“E poi ci ritroviamo / Divisi da nuove alleanze / Senza più nulla da nascondere / Solo più accorti / Nel mostrare i punti dove la vita ristagna / Le cattive abitudini / Quasi sempre appagate / E ci sediamo / In un camerino affollato / In un treno che parte / Continuamente sospesi / Tra questo corpo e la scena / Le nostre ore canoniche / Le nostre ore contate / Ancora troppo presto per organizzare il nostro sgargiante declino / Ma non abbastanza da non averne un’idea / Io non ti cerco / Io non ti aspetto / Ma non ti dimentico” (Massimo Volume, Le nostre ore contate, ne Le cattive abitudini, 2010).

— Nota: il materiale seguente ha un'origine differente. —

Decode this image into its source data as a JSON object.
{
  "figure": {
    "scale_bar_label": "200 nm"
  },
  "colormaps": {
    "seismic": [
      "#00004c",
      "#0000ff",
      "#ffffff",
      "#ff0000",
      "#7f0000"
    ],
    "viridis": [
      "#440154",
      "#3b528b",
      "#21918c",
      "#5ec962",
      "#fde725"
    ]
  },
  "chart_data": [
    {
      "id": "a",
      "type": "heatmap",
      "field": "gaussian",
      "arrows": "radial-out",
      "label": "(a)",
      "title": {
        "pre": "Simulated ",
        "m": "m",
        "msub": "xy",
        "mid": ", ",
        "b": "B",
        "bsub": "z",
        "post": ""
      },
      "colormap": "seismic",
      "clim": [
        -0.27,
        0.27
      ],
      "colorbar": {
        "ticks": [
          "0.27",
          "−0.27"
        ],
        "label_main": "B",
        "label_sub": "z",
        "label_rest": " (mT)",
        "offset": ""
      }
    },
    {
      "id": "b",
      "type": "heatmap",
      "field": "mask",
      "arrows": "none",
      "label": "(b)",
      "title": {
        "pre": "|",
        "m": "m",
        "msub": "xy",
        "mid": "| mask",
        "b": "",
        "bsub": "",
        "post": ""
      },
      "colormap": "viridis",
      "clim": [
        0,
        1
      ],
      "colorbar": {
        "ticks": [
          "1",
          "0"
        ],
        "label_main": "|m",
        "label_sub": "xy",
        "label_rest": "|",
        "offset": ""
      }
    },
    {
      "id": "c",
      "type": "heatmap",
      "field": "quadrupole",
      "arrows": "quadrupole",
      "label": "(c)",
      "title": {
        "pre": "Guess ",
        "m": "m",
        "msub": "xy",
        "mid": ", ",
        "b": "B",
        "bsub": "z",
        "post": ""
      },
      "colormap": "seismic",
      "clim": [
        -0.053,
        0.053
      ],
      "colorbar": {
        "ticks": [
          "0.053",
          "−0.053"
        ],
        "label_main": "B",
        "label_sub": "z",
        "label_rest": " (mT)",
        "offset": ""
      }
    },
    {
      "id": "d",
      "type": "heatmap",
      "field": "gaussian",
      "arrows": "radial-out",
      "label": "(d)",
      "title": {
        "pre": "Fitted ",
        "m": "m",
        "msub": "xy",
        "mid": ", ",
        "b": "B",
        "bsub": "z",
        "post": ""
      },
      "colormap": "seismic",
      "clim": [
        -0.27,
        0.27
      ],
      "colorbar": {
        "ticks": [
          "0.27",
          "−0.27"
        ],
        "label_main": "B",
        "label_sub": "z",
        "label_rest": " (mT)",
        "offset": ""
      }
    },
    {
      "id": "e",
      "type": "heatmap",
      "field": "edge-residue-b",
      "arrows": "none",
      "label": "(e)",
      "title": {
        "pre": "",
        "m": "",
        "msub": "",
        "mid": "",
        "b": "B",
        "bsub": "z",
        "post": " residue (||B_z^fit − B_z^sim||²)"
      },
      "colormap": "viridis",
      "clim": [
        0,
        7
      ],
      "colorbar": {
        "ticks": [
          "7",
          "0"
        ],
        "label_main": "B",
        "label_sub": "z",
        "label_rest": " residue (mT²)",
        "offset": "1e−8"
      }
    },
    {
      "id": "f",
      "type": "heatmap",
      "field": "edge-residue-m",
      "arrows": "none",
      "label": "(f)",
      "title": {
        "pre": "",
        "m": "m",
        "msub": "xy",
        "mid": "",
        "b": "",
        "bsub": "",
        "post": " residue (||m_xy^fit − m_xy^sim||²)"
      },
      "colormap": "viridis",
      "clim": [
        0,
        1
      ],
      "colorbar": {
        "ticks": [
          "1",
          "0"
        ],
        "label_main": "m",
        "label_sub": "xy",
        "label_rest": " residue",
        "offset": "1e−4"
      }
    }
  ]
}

Firenze, Le Murate, 23 settembre 2020: presentazione di “Stato di grazia” di Laura Cionci. LAURA: “… Scopro poi, in Colombia, di avere il secondo cancro. È stato molto peggio del primo: se hai una recidiva, infatti, non si può tornare indietro. L’oncologo mi disse a quel punto di dimenticare la mia vita, i viaggi. Adesso la tua esistenza sarà curarti con la chemioterapia e basta. Ovviamente lì sono uscita fuori ancora di più dalla grazia di Dio, e non riuscivo a rendermi conto che dovevo cambiare la mia vita di nuovo, e per sempre. Prima, il 15 agosto avevo passato Ferragosto in ospedale con Santa perché dovevo operarmi. Niente di più sbagliato in realtà, perché l’azione chirurgica smuove le cellule cancerogene e le moltiplica. Io inizio a fare questa chemio; il mio problema è però la scarsa preparazione psicologica degli oncologi nell’affrontare il paziente”.
LEI è l’OPERA.
La CURA è LEI.
La CURA è l’OPERA.

“Io sono fatta così – ve la racconto in maniera un po’ divertente. Succede che a un certo punto la chemio fa effetto, e non riesco a fare i gesti normali, alla velocità normale, a fare per esempio questo movimento con la testa senza che mi venga da vomitare… Era un blocco – in cui il mio cervello era intrappolato nel corpo di una centenaria. L’unica cosa che riuscivo a fare era scrivere, scrivere della mia esperienza. (…)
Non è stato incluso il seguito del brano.